The revitalization of the crone symbolism of the Maiden-Mother-Crone goddess archetype started as early as the 1970s and has captured the imaginations of some women.
The crone is the third face of the Triple Goddes. Becvar (2005) calls the aged wise woman archetype "often the most feared and least understood of the three aspects of the Goddess" (p. 20).
October inaugurates an appropriate season to consider the meaning of the crone for contemporary women.
It's time to give the boot to the wicked witch with warty nose of Halloween imagery, which is the nadir of this goddess symbol.
This is where the once-valued meaning of the third face of the Maiden-Mother-Crone ended up. From this profoundly ageist low point, older women are emerging to transform social understanding of aging.
The dying of the old year and, in many places vegetation, continues through November and December. This month, Archetype of the Month investigates the contemporary recuperation of the wise women dimension of Maiden-Mother-Crone.
November discusses healing uses of Jungian archetypal characters, including the crone. December explores how women are using croning rituals to celebrate this special stage of our lives.
Bevcar (2005) traces the historical evolution of how we interpret the meaning of the word crone. She defines the meaning of each of the three faces of the goddess: Maiden-Mother-Crone.
The maiden signifies youthful enthusiasm, the mother is creation and nurturance, and the crone confronts the mysteries of death and achieving final wholeness.
This quest for wholeness is a pivotal concern of Jungian psychology.
It's no surprise that our male-dominated patriarchal society, that objectifies and even obsesses over youthful beauty, marginalized the crones as the old hags who appear as witches in Shakespeare’s Macbeth and the many folktales that survive as children’s stories even today.
Williams (1997) asserts, "We now know (thanks to sophisticated radiocarbon dating methods and to the work of archaeologists like Maria Gimbutas) that for the period extending from approximately 30,000 B.C. to 1500 B.C. humanity's spiritual -- and earthly -- life revolved around the worship of the Great Goddess in all her myriad forms" (no page numbers).
Bevcar explains, "Once the era of goddess worship passed, women in the final stage of life — those representing the third face of the Goddess — lost their place of honor. Through the ages they often were misconstrued at best, and at worst reviled as hags or witches" (p. 20).
Our society does its best to truncate the meaning of Maiden-Mother-Crone and even pretends that the third trimester of life does not exist.
Our mass-scale social denial of the cycle of aging -- its positives as well as its drawbacks -- include anti-aging forumulas, cosmetic surgery, and the warehousing of society's oldest citizens in nursing homes where they need not be seen by the rest of us.
Women's quest to find new designs for living has created renewed interest in goddess-lore.

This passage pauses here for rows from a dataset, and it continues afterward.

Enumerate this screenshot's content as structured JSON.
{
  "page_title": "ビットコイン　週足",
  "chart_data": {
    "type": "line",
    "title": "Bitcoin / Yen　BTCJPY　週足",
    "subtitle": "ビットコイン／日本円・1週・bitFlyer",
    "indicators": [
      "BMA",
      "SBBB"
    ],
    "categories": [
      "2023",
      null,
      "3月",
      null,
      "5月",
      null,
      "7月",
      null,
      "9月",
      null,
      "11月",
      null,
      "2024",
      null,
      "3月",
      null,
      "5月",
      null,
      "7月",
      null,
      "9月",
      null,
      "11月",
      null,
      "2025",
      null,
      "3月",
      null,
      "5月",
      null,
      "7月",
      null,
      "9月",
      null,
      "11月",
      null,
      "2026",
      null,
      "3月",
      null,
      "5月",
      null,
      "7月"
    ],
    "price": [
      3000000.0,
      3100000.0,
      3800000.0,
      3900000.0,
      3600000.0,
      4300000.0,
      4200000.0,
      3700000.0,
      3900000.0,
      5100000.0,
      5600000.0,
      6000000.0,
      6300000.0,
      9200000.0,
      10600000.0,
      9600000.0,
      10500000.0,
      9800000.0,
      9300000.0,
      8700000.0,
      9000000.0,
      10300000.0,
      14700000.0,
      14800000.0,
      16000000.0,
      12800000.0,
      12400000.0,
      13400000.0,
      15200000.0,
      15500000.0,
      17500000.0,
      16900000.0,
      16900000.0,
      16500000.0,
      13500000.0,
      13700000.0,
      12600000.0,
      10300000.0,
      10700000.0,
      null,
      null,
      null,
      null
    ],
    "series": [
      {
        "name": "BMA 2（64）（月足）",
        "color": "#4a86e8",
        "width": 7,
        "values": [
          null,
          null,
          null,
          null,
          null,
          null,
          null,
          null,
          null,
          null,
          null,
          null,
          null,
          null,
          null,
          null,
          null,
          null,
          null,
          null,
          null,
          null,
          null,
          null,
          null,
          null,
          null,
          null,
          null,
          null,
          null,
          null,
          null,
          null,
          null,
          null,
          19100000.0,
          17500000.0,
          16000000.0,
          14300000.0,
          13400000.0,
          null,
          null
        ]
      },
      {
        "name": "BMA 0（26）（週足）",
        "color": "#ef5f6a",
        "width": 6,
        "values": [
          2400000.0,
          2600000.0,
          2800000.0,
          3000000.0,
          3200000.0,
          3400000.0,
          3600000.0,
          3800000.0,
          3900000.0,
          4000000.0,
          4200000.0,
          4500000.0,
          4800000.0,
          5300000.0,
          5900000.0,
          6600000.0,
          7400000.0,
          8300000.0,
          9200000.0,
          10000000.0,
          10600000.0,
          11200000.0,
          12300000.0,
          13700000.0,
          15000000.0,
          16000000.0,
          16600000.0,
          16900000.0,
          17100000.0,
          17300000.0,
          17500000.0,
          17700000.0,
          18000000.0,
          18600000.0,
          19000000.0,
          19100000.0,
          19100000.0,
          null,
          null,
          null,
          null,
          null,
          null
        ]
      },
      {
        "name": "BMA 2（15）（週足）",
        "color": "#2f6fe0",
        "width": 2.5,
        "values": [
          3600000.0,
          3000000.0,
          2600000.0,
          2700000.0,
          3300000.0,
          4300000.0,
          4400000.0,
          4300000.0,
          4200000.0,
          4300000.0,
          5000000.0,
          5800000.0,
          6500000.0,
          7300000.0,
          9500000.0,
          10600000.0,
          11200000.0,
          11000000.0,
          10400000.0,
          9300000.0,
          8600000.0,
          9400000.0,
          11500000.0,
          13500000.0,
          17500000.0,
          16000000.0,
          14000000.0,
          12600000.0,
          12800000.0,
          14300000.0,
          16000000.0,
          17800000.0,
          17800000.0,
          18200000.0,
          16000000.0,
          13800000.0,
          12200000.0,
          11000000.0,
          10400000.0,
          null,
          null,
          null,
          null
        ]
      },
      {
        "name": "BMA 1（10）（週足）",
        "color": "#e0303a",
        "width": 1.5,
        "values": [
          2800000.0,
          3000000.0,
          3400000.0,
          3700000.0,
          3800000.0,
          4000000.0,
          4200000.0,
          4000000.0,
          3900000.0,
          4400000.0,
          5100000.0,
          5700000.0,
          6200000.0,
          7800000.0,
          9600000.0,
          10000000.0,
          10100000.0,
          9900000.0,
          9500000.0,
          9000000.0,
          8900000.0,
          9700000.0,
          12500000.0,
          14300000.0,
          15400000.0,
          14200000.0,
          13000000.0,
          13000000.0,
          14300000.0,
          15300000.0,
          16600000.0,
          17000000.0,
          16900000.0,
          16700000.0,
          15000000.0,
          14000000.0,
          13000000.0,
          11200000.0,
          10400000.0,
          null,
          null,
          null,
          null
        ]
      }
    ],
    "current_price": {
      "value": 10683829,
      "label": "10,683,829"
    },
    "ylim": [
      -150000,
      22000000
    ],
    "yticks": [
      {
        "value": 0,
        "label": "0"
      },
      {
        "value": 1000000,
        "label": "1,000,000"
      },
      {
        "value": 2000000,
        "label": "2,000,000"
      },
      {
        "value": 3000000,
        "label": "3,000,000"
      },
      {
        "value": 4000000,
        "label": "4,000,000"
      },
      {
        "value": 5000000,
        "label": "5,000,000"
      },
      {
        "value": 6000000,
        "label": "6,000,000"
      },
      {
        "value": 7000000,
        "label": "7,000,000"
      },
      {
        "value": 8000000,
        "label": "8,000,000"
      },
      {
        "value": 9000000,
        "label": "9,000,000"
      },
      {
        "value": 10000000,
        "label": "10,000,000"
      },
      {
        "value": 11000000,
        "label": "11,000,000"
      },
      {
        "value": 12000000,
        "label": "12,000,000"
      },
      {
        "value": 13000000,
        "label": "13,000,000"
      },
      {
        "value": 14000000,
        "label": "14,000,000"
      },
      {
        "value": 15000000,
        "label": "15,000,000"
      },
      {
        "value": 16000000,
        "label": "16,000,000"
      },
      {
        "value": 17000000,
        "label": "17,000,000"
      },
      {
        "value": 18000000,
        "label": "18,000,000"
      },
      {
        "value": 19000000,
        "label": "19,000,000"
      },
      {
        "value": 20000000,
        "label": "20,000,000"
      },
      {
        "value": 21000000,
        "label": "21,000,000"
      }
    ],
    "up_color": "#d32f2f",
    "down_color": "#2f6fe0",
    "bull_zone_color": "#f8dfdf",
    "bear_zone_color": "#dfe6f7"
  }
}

From this has emerged inquiry into how older women can find meaning, wisdom, and wholeness in our later years.
Bevcar reflects on the principles and values that guide her understanding of wisdom. Rensenbrink (2004) also reflects deeply on what wisdom means. He speculates that wisdom is a "learning imperative" of the third-trimester of our lives.
Similarly Barbara Hannah, a student of Jung, comments that Jung believed the first 40 years of life are for gaining experiences and the last 40 are for making sense of them.
Maureen Evans (1998) writes that modern times allow older women freedom that they did not enjoy hundreds of years ago – if they even survived to old age. Remembering the true meanings of the Maiden-Mother-Crone archetype can help us chart our paths to wisdom and wholeness.
Evans' words support the Fashion After 50 philosophy of women and aging.
Today's crone can enjoy a new freedom that she never had as a younger woman -- the freedom to act in a way that, when she was young, may have been considered outrageous.
"If tongues wag when she has lunch with a younger man, will she blush for shame? Not likely. If she chooses to pierce her ears three or four times, need she self-conscious? I think not.”
She adds, "As modern Crones, the women of my generation must make a conscious effort to break the stereotype that has plagued the older woman for thousands of years and strive to make a difference to the world around us as only Wise Women can."
Bevcar, D. S. (2005). Tracking the archetype of the wise woman/crone. ReVision, 28(1), 20-23. Accessed using EBSCO.
Evans, M. (1998, Jan./Feb.) Crone pending. Natural Life magazine, n.p. Accessed using EBSCO.
Rensenbrink, J. (2004.). Wisdom and the learning imperative. Dialogue and Universalism, no. 3-4, 199-206. Accessed using EBSCO.
Williams, V. (1997, July). The crone: A woman for all seasons. Body Mind Spirit Magazine, 16,(3), n.p. Accessed using EBSCO.